If what Nasr had said about chickens was true, I thought, then there must have been only white ones where I lived. Which, in
retrospect, pretty much summed up the town as a whole. My family had added the only bit of ethnic flavour to the place, and my house had been a popular gathering spot – the food was so much better. Thanks to us, there were people in that hick town who had actually tasted matzo balls and gefilte fish. (But they had returned the favour: it was at their houses that I ate ham and cheese sandwiches with mayonnaise on that soft kind of white bread that you could roll into little balls.)

Nasr held an egg in his hand and looked directly into my eyes. ‘They are like people, eh?’

‘You mean different on the outside but alike on the inside?’ It was so clichéd that it had to be true.

He continued looking at me, then abruptly looked away, but not before I noticed that even with skin as dark as Nasr’s, a blush will show through.

‘We’re not done with our breakfast tour,’ he said, recovering from his serious moment. I smiled and sat back and wondered what other treasures this man would reveal.

‘Here. This. Do you know what this is?’ He was pointing to a plate of flat doughy bread.

‘Pita,’ I answered.

Ah, pita. Delicious, hot pita, fresh from the oven. Small crumbs of guilt began to gather in my stomach. It was Passover, the commemoration of the exodus of the Jews from Egypt, and part of our tradition is that we do not eat bread during this holiday. I had made a reverse exodus: I had left Israel and come to Egypt, but only for a week. I figured it would not be a very gracious-guest-like-thing to mention to him that, at this exact moment, all over the world,
my
people were celebrating their freedom from slavery at the hands of
his
people. And I certainly wasn’t about to start talking about the ten plagues that were set upon the Egyptians, or how the Red Sea parted, but only for the Jews. It would just be rude.

What the hell. I reached for the pita, but Nasr pulled it back and shook his head. ‘Not yet.’ He pulled a plateful of thick creamy beige paste towards him. It was topped with a swirl of a lighter paste and that was topped with another swirl of thick amber-coloured olive oil. Scattered over it all were pine nuts. I knew what it was, but I wanted to hear him tell me. He did not disappoint.

‘This is hummus,’ he informed me. ‘It’s made of chickpeas and sesame – very healthy.’

Nasr ripped off a piece of pita and used it to stir the pastes and oil and pine nuts together, then scooped up a large dollop and handed it to me.

I held it over the plate so it wouldn’t drip onto my clothes.

He served himself a healthy dose, then went on. ‘On top is tahini, sesame paste, and on top of that is olive oil, from right here.’ He swept the air with his arm. ‘From Cairo.’

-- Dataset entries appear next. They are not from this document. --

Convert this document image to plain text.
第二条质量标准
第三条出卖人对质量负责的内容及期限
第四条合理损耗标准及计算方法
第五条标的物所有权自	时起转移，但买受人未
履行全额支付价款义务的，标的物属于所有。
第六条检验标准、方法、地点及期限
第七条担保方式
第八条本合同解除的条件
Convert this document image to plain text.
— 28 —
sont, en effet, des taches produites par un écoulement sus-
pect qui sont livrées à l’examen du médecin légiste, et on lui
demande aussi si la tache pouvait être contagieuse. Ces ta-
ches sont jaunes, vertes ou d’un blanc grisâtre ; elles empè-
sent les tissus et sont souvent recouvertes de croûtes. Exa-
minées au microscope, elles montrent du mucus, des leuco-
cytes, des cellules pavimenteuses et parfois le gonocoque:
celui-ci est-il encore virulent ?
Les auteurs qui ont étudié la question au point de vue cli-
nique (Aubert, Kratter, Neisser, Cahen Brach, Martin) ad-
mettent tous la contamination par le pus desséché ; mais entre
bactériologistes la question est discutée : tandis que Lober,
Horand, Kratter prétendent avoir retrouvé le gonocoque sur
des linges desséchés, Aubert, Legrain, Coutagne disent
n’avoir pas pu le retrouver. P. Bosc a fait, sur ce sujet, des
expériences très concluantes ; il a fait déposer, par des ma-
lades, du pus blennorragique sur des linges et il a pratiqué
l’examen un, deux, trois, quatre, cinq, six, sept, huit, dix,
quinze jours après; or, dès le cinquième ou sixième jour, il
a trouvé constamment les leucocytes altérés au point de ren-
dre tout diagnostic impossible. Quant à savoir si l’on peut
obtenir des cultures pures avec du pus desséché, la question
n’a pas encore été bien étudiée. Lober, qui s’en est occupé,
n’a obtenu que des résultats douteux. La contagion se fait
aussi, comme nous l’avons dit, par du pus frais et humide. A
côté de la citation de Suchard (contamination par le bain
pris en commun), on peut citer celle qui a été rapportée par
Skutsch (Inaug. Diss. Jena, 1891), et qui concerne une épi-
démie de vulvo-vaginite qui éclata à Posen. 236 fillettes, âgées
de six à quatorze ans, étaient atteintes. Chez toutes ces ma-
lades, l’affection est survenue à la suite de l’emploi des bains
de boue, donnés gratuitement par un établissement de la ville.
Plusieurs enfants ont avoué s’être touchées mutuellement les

Olive oil – the magic elixir. I could just imagine Nasr telling me about it:
Olive oil goes back to the beginning of this land and its people. It is believed to grant youth and strength. Olive branches are the symbol of peace and the reward for battle. Resistant to strong outside forces, bending with the never-ending winds, the trees symbolise this region. Nothing can destroy them.

Or something like that.

But instead, he was telling me about the hummus. ‘It is the most important food in the Middle East,’ he said, ‘and one of the oldest, but not everyone knows how to make it just right.’

‘But you do.’

‘Of course.’ There was the grin – I could get used to that grin. He gestured to me to eat. I took a bite. I felt my eyes widen and I knew I must have looked like some American tourist who was tasting something for the first time that hadn’t come from McDonald’s, but I didn’t care.

I had never thought of bread as a food that can melt in your mouth, but that’s exactly what this pita did. It was one of the
most delicious things I had ever tasted. The hummus was smooth and rich. I swallowed. Then I was punched by the after-kick. I gasped and my eyes began to water. I looked around frantically for the glass of water that had never arrived. I grabbed the
finjan
and poured myself a cup of what was left, which was pretty much nothing but sludge. I gulped it down anyway.